Cette décision découlait d’une disposition de la « National
Parliament Electoral Provisions Act » (loi relative aux dispositions
électorales nationales du parlement) qui prévoyait qu’« aucune élection ne
sera valide s’il y a eu corruption ou pratique illégale relativement à celle-ci
par le candidat ou son agent » [8]. En s’appuyant sur la jurisprudence,
le juge a estimé que ce paragraphe n’exigeait pas que l’action en question ait
affecté le résultat des élections pour que ces dernières soient invalidées. Il
suffisait que les agissements relèvent de l’infraction de « corruption
électorale » figurant dans la loi [9], ce qui les rendrait illégaux, même s’il
n’y a pas eu corruption. Alors qu’il était nécessaire d’examiner la question de
savoir si le candidat avait eu l’intention spécifique d’influencer les
électeurs, le juge a indiqué que l’intention requise pouvait être déterminée au
vu des circonstances.
Le candidat avait été aperçu donnant une petite somme d’argent
(50 SBD, soit 7 dollars US chacun) à une dizaine de personnes qui
avaient pagayé sur une distance considérable pour assister un événement de
campagne ; promettant à des électeurs que 300 panneaux solaires leur
seraient livrés en tant que « résultat escompté » de son
élection ; l’on savait par ailleurs qu’il était responsable de la
distribution d’un certain nombre de lecteurs MP3à des électeurs. (Certains des
lecteurs ont par la suite été récupérés par des personnes associées au
candidat, soi-disant parce que les bénéficiaires n’avaient pas voté pour lui.)
Ces agissements n’étaient pas anodins, mais la preuve de l’intention
n’était pas évidente. En effet, les dons en espèces n’ont pas été versés
explicitement en échange d’une contrepartie.
La promesse de livraison de panneaux solaires a été annoncée publiquement
et ne se limitait pas aux partisans. Même chose pour les lecteurs MP3, qui ont
été distribués aux électeurs avant l’élection.

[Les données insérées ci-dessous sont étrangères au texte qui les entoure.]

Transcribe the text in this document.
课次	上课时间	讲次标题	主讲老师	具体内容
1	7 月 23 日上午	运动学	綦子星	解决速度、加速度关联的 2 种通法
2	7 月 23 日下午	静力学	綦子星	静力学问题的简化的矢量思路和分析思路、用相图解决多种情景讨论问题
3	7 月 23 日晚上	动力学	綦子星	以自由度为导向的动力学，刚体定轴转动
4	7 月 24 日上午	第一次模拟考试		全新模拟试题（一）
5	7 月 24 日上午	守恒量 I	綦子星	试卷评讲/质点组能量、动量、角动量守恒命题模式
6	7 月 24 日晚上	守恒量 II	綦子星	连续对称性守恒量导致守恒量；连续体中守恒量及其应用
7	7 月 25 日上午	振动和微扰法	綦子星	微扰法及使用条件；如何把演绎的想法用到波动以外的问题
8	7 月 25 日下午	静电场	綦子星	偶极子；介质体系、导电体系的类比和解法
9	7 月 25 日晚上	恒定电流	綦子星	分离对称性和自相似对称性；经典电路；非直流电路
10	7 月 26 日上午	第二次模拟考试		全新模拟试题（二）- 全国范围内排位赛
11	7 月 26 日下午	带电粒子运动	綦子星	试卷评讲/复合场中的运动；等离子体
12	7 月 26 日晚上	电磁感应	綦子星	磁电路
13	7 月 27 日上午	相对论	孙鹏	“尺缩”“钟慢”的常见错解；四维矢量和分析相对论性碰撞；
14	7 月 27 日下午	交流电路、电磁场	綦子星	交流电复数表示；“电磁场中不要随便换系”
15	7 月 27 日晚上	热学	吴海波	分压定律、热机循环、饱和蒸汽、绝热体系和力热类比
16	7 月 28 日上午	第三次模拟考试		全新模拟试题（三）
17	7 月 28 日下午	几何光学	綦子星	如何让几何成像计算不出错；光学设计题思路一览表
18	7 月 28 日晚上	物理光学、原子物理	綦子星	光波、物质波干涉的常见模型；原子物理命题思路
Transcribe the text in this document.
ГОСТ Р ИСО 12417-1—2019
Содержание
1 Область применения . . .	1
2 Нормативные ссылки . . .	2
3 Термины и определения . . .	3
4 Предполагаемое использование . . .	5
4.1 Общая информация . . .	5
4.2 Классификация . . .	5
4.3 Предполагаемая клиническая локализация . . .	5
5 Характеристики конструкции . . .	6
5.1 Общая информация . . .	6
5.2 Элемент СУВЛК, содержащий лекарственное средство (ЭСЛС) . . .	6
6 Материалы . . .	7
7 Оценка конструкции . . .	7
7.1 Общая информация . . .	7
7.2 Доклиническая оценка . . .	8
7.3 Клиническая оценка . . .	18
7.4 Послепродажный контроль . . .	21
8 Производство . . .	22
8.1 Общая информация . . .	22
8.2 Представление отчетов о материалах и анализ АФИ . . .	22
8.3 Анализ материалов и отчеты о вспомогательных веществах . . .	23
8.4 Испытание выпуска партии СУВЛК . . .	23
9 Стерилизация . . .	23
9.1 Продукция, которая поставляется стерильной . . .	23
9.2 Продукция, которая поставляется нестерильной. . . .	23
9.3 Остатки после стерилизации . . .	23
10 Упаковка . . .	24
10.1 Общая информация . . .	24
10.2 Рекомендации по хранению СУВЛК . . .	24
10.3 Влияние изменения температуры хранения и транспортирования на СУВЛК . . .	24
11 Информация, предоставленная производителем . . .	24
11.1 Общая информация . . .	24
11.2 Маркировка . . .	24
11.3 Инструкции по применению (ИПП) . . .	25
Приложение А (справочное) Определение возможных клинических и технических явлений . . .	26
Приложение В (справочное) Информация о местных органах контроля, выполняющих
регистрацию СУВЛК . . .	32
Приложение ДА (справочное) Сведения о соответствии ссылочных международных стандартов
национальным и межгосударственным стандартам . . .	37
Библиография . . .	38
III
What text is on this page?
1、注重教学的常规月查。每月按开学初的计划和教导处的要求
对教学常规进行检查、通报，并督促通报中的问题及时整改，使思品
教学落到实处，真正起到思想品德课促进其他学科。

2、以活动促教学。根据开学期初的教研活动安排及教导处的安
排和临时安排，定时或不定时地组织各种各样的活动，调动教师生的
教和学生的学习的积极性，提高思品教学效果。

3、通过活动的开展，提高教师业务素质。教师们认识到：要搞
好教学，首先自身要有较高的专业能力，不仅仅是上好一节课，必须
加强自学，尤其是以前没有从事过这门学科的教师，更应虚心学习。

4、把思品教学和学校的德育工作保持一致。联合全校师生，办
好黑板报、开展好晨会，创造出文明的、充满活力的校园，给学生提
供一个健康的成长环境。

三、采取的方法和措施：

Le juge a fait valoir, toutefois,
que ces facteurs devaient être considérés en fonction des pratiques habituelles
d’offre de cadeaux dans la région, selon lesquelles l’acceptation d’un cadeau
entraînait une obligation correspondante.
La Cour a par conséquent conclu que le candidat avait perdu son
mandat en raison d’agissements illégaux et que de nouvelles élections devaient
avoir lieu. (Cette conclusion a toutefois engendré une situation étrange car,
en vertu du système législatif, le candidat pouvait participer à l’élection
partielle et briguer le siège duquel il avait été déchu).

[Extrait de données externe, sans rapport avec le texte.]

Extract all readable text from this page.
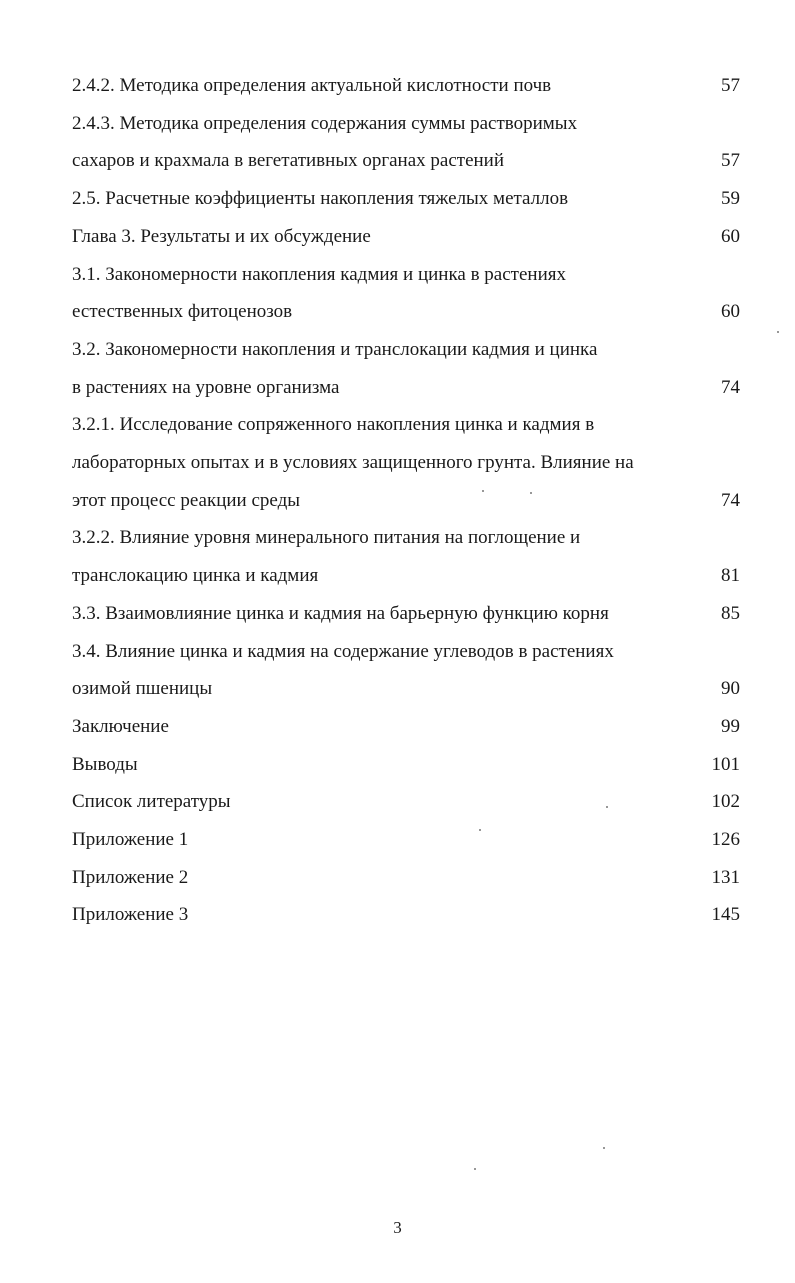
2.4.2. Методика определения актуальной кислотности почв	57
2.4.3. Методика определения содержания суммы растворимых
сахаров и крахмала в вегетативных органах растений	57
2.5. Расчетные коэффициенты накопления тяжелых металлов	59
Глава 3. Результаты и их обсуждение	60
3.1. Закономерности накопления кадмия и цинка в растениях
естественных фитоценозов	60
3.2. Закономерности накопления и транслокации кадмия и цинка
в растениях на уровне организма	74
3.2.1. Исследование сопряженного накопления цинка и кадмия в
лабораторных опытах и в условиях защищенного грунта. Влияние на
этот процесс реакции среды	74
3.2.2. Влияние уровня минерального питания на поглощение и
транслокацию цинка и кадмия	81
3.3. Взаимовлияние цинка и кадмия на барьерную функцию корня	85
3.4. Влияние цинка и кадмия на содержание углеводов в растениях
озимой пшеницы	90
Заключение	99
Выводы	101
Список литературы	102
Приложение 1	126
Приложение 2	131
Приложение 3	145
3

[1] Dans une affaire célèbre, un fonctionnaire local a été filmé
menaçant de licenciement des employés d’une administration locale si sa
candidature ne faisait pas l’objet d’un vote massif. Le président Mikheïl
Saakachvili a ensuite fait une déclaration mettant en garde contre de telles
pratiques, et le fonctionnaire local a retiré sa candidature. Voir OSCE/BIDDH, EOM Report, Georgia Parliamentary Elections
2008,p. 12-13.
[2] Voir Romania,
Presidential and Parliamentary Elections, 28 November and 12 December 2004,
OSCE/ODIHR Assessment Mission Report (Varsovie,
14 février 2005), p. 17.
[3] Georgie, Code électoral unifié (éd. 2008),
article 73.9[a]
[4] En Géorgie voisine, la disposition correspondante s’appliquait
aux « citoyens », mais les cadeaux aux communautés ont néanmoins
continué. Voir les rapports finaux de l’OSCE/BIDDH, Georgian Special
Presidential and Parliamentary Elections, 2008.
[5] Voir Republic of
Armenia, Parliamentary Elections, 12 May 2007, Election Observation Mission
Final Report, p. 12-13
[6] Ibid.
[7] Ha’apio v.
Hanaria, action civile no 343 (2010), arrêt
(7 décembre 2011) (Opinion du juge Chetwynd)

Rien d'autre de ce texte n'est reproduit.